# wagner
Python implementation of [Wagner's Algorithm for the Generalized Birthday Problem](https://link.springer.com/content/pdf/10.1007/3-540-45708-9_19.pdf).
This algorithm is used to solve what is known as the generalized birthday problem. Given a modulus $n$, and $k$ lists of random numbers $\\{L_1, L_2, ..., L_k\\}$, how can we find $k$ elements $\\{x_1, x_2, ..., x_k\\} : x_i \in L_i$ from those lists, such that they all sum to some constant $c$ mod $n$?
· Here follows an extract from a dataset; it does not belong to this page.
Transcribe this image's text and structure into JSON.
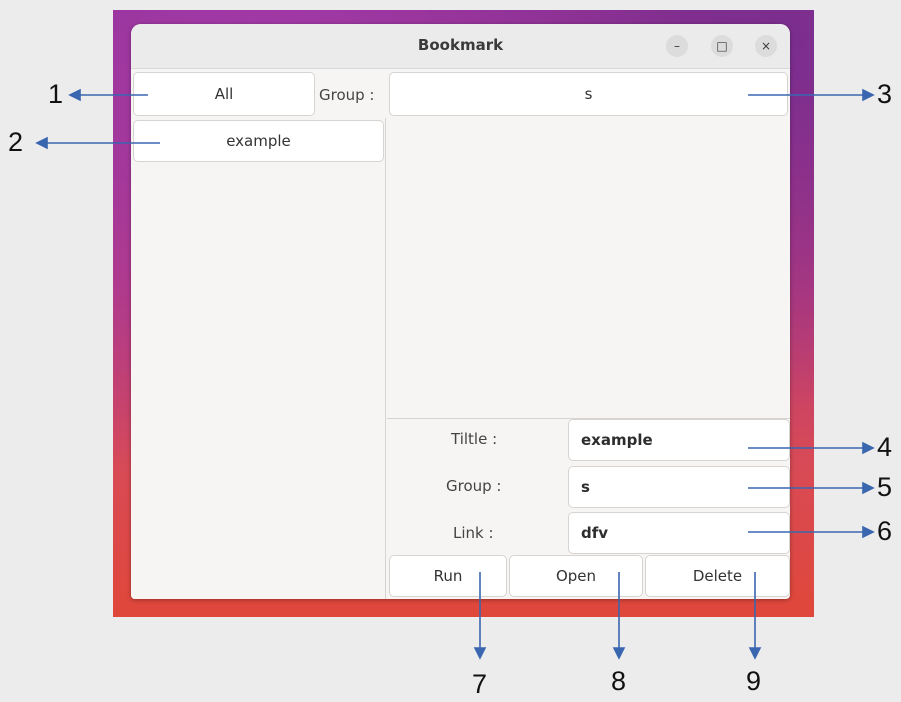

[Check out my full-length article on the subject](https://conduition.io/cryptography/wagner) for more detailed info. This repository is meant as a demonstration for practically minded and inquisitive readers.
## Usage
The primary export of this library is the `solve` method.
```python
>>> import wagner
>>> wagner.solve(2**16)
[50320, 16960, 11687, 52082, 17220, 47751, 11228, 54896]
>>> sum(_) % (2**16)
0
```
This method solves the generalized birthday problem for a given modulus $n$. The higher $n$ is, the more difficult it is to find a solution and the longer the algorithm will take.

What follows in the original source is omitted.